About forty years ago, Ayn Rand watched as student radicals began "establishing ideological beachheads" on college campuses "for a full-scale advance of all the statist-collectivist forces against the remnants of capitalism in America." Their mission -- "ideological control of America's universities" -- was reinforced by cowardice and compromise among the conservative faculty and administrators. Echoing Aristotle, Rand observed:
If the universities -- the supposed citadels of reason, knowledge, scholarship, civilization -- can be made to surrender to the rule of brute force, the rest of the country is cooked.
Fourth, Aristotle made the interesting observation that when your enemies are "close at hand," you have an equally good chance of preserving your constitution as when your enemies are far away. He says that when the defenders of a constitution are anxious about their more proximate enemies, they tend to watch over their constitution "like sentinels on night-duty."

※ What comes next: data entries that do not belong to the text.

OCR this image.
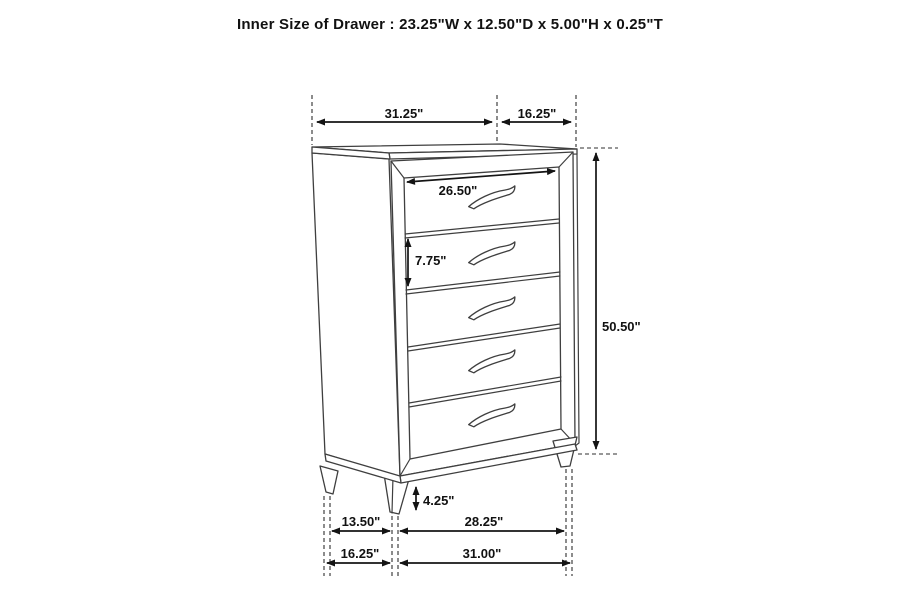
Inner Size of Drawer : 23.25"W x 12.50"D x 5.00"H x 0.25"T
31.25"	16.25"
50.50"
26.50"
7.75"
4.25"
13.50"	28.25"
16.25"	31.00"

Ronald Reagan left office a hero among most conservatives in 1988 for his "victory" over the forces of international socialism. A mere twenty years later, we have the most hard-left, socialist-leaning political faction in American history reshaping the nation at will. I think that what Aristotle is saying here is that had Reagan and other conservative politicians spent more time "creating anxieties" about the legions of hard leftists in our own backyard, then we'd have a better chance of preserving individual freedom and limited government today.
Finally, Aristotle argues that there are three qualifications necessary for those who wish to serve in government: loyalty to the established constitution, a high degree of capacity for the duties of the office, and goodness of character and justice in the particular form which suits the nature of "[the] constitution."

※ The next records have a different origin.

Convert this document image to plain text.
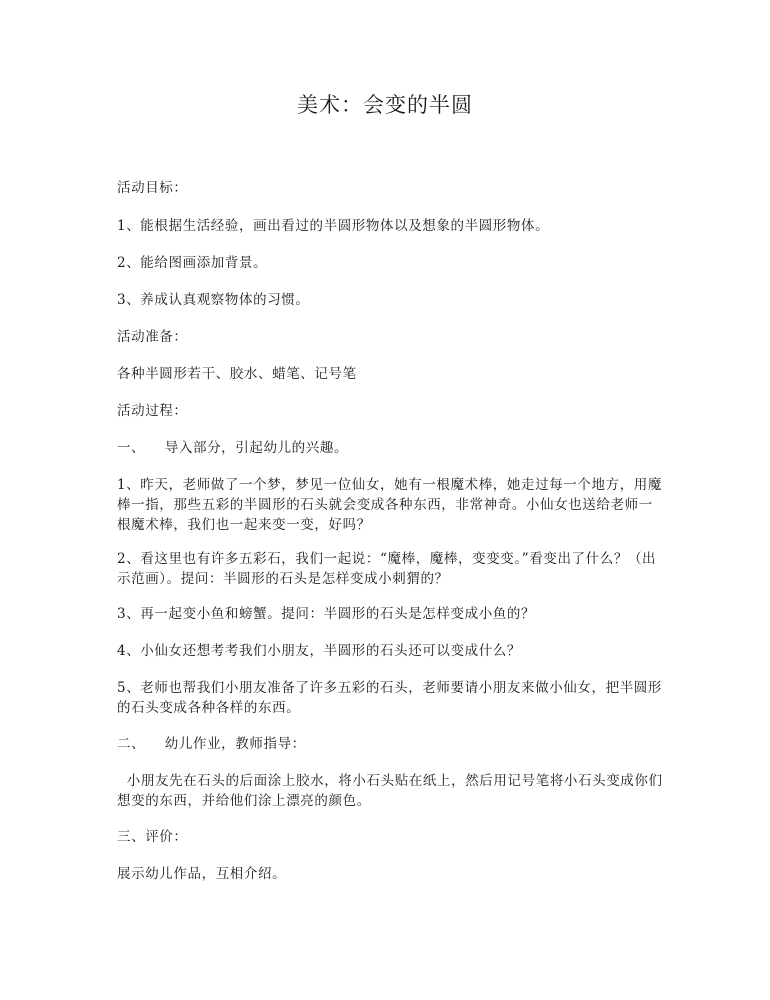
美术：会变的半圆

活动目标：

1、能根据生活经验，画出看过的半圆形物体以及想象的半圆形物体。

2、能给图画添加背景。

3、养成认真观察物体的习惯。

活动准备：

各种半圆形若干、胶水、蜡笔、记号笔

活动过程：

一、    导入部分，引起幼儿的兴趣。

1、昨天，老师做了一个梦，梦见一位仙女，她有一根魔术棒，她走过每一个地方，用魔棒一指，那些五彩的半圆形的石头就会变成各种东西，非常神奇。小仙女也送给老师一根魔术棒，我们也一起来变一变，好吗？

2、看这里也有许多五彩石，我们一起说：“魔棒，魔棒，变变变。”看变出了什么？（出示范画）。提问：半圆形的石头是怎样变成小刺猬的？

3、再一起变小鱼和螃蟹。提问：半圆形的石头是怎样变成小鱼的？

4、小仙女还想考考我们小朋友，半圆形的石头还可以变成什么？

5、老师也帮我们小朋友准备了许多五彩的石头，老师要请小朋友来做小仙女，把半圆形的石头变成各种各样的东西。

二、    幼儿作业，教师指导：

小朋友先在石头的后面涂上胶水，将小石头贴在纸上，然后用记号笔将小石头变成你们想变的东西，并给他们涂上漂亮的颜色。

三、评价：

展示幼儿作品，互相介绍。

Back in 2001, Barack Obama noted that during the fight for civil rights, the Warren Court didn't "break free from the essential constraints that were placed by the Founding Fathers in the Constitution." The Warren Court, in other words, interpreted the Constitution the same way in which the Founders did -- as a document that assigns negative, not positive liberties to state and federal government. In Obama's words:
[The Constitution] says what the states can't do to you, says what the federal government can't do to you [negative liberty]. But it doesn't say what the federal government or the state government must do on your behalf [positive liberty].

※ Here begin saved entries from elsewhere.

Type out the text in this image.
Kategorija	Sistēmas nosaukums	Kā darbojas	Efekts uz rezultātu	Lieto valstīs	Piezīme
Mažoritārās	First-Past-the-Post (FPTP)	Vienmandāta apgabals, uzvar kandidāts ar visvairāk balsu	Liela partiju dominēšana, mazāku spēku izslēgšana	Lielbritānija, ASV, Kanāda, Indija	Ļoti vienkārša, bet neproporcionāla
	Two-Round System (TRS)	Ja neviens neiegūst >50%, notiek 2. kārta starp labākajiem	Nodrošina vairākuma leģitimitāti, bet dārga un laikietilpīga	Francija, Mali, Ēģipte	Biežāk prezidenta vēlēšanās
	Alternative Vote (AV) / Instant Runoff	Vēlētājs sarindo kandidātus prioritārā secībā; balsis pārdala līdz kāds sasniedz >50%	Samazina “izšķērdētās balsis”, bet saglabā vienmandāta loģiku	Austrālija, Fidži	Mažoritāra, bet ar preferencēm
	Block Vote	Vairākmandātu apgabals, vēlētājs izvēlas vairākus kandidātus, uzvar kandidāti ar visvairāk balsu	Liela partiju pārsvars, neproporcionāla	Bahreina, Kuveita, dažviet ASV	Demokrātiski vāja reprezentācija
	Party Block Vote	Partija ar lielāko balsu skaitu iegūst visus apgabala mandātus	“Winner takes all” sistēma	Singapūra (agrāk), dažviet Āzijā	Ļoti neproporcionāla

It's difficult to say how many present-day Democrat politicians embrace the "negative liberty" wishes of our brilliant Founding Fathers. Without this "loyalty" to the spirit of limited government, their chances of having the kind of character that embraces self-reliance, competition, and initiative are quite slim. And without these two essential qualifications, Aristotle's third requirement seems moot: "a high degree of capacity for the duties of the office."
Looking back over the last forty or fifty years in America, it seems quite obvious that we have been failing to heed Aristotle's warning. In short, with an unshackled righteous wind behind it, our democracy approaches the dangerous moment Eric Hoffer warned us about: "near realizing its most cherished dreams."
Alexis de Tocqueville warned that although democratic communities "have a natural taste for freedom," their passion for equality is "ardent, insatiable, incessant, and invincible." And nothing, says Tocqueville, can compete with a force of that magnitude:
All men and all powers seeking to cope with this irresistible passion will be overthrown and destroyed by it. In our age freedom cannot be established without it, and despotism itself cannot reign without its support.
If Americans fail this November to send packing the growing number of congressional Democrats with a statist-collectivist vision for America, then the country, as Ayn Rand predicted years ago, may well be cooked.